By: Dafny J. Irizarry
President – Long Island Latino Teachers Association (LILTA)
Oh, sorry, many of you might need me to translate this from my native Spanish. It’s the reverse for thousands of Long Island kids, who not only have a legal right to be in school but to receive an education as sound as those who’ve spoken English their entire life. So here is what I said:
Latino children´s education is at risk!
It is well known that our communities of color endured the most devastating health and economic and, yes, educational impacts of the Covid-19 pandemic. This shouldn’t be a surprise as the school districts in these communities struggle even in the best of times.
Unfortunately, based on re-opening plans prepared by districts for review in Albany, many local districts might still be unprepared to close the digital, language and other divides that punish so many poor children. If schools are forced to close again due to a resurgence of the virus or even participate in the hybrid instructional model, these students will be in the gravest of danger of falling further behind.
Educationally, while no student is more important than any other, it’s clear that Latino kids and their families faced – and still face — special burdens. Only some low-wealth districts were able to provide computers to students, either through their own budgets or donations, but the lack of digital devices is only one, and perhaps not the biggest, of their obstacles for Latino families to engage in the school experience.

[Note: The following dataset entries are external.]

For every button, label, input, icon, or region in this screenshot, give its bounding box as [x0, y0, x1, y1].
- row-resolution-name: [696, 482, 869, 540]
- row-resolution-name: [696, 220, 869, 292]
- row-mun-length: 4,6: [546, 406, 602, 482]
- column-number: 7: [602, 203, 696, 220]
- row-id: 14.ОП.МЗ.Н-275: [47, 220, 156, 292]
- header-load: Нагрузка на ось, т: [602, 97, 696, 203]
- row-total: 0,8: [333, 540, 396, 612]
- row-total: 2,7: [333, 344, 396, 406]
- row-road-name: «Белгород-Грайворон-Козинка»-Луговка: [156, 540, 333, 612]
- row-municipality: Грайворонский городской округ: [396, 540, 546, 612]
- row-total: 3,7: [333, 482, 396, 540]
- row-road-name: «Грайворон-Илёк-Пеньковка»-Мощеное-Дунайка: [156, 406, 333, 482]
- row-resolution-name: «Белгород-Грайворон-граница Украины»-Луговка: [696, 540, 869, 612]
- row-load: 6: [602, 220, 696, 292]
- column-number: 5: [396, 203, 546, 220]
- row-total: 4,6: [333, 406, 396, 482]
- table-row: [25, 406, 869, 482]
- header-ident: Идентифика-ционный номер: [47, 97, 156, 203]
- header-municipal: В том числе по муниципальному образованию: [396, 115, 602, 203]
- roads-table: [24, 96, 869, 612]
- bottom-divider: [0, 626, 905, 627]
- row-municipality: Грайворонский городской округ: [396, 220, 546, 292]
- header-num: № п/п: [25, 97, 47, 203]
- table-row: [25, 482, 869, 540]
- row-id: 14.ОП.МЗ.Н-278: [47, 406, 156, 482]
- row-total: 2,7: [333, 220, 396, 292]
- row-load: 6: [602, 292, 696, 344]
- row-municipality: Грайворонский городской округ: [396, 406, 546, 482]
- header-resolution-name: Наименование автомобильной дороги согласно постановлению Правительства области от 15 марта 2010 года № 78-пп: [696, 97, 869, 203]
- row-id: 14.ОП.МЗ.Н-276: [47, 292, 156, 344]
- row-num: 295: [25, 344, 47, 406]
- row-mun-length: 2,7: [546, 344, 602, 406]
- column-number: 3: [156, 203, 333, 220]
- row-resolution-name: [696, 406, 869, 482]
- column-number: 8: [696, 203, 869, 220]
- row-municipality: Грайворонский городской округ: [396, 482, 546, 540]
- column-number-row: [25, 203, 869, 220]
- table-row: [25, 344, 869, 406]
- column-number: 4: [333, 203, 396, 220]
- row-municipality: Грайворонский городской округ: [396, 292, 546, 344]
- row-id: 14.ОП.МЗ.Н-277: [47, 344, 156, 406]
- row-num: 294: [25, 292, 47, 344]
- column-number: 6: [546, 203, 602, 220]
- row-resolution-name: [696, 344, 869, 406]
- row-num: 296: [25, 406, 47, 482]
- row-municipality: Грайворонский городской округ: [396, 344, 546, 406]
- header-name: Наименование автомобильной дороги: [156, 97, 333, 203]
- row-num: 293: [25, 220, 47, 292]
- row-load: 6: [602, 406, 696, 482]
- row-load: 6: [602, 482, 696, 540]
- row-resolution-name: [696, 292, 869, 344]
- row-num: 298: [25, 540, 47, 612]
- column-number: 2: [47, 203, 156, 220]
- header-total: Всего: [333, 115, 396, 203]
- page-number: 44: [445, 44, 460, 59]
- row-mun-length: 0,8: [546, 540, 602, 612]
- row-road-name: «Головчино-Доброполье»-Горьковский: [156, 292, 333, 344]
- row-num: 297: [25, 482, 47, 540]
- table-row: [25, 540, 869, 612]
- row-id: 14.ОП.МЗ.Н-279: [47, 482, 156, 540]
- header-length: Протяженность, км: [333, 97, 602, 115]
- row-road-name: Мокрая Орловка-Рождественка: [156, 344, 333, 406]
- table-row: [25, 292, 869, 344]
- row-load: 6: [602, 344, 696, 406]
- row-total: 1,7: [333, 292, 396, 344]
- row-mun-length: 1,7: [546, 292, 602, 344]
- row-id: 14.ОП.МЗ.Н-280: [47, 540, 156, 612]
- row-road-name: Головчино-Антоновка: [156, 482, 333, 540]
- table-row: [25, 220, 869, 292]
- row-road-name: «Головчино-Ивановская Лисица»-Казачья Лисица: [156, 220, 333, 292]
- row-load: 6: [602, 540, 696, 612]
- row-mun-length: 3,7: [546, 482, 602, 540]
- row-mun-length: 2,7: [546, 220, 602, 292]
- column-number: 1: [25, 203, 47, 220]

Even if they are fortunate enough to receive a computer through LILTA and other donors, they might not be able to afford internet access, and/or possess the necessary language and computer literacy skills.
I know teachers and educators who, in the midst of the pandemic, personally went to students’ homes to help them and their parents access the internet and online learning platforms.
Even once they achieved digital access, many Latino students did not have video conferencing instruction by teachers for over three months. The consequences of this divide will widen an already yawning achievement gap experienced by Latino students especially the increasingly number of English language learners (Ells).
Then there are thousands of “unaccompanied minors” who are living with relatives who might not be able to help their children with school work as would an English speaking college-educated parent.
Some may have immigration issues that cause them to shy away from advocating or even seeking help for their children.
However, the majority of Latino parents are well-educated and “documented” but, unlike a lot of people living in more prosperous neighborhoods, many are essential workers who don’t have the luxury of staying safely – and attentively – at home.
We don’t have to perpetuate the problems for Latino children and their families that are almost guaranteed by the lack of Latinos at the helm of school districts or “at the table” – where planning and spending decisions are made.
Out of 124 school districts on Long Island only one superintendent is Latino -after the loss of Riverhead’s Aurelia Hernandez for “irreconciliable differences” with the school board.
Even that distinction is in danger, as the heavily Latino Westbury District is considering a national search for a “legitimate superintendent” – a disrespectful description of Superintendent Eudhes Budhai who has a long list of
achievements and massive community support.
The lack of sensitivity and advocacy for Latinos is virtually assured when, according to a Hofstra University study, almost half the school buildings don’t have a single Latino teacher. What outcomes can we expect in a region where 45 percent of the students and nearly 40 percent of the population is non-white but only 8 percent of the teachers are minority. Latino children not only lack advocates but role models to affirm their identities and fire their aspirations.
To give Latino students a chance to succeed for themselves and their communities, a broad coalition must come together to fight for their needs:
• Latino advocacy groups -civic, business, religious and others- should use their clout to redress educational imbalances that impede the development of a strong well-educated Latino workforce that directly benefits them.
• Elected officials, the Regents, and the state education department should use their power to demand and monitor
that districts create effective plans for underserved student populations. The state also must provide the funding so
underserved districts don’t have to rely on donations for learning tools and other resources.
• Teachers unions must use their influence as the most powerful labor organizations in education and politics to
support the needs of Latino children, including increasing teacher diversity in the region and within their locals.
• School boards, which set the districts vision and goals, must create policies to protect Latino students from the digital divide and demand administrators carry out plans that attend their educational needs including appropriate family engagement.
In a time where racial and social justice issues are alive in the streets, I can’t be apologetic for demanding essential tools to protect and prepare children for life in a digital age; or for more Latino teachers and administrators hirings to promote culturally responsive curriculum. Not only are thousands of children at risk, but the future of Long Island is counting on their success.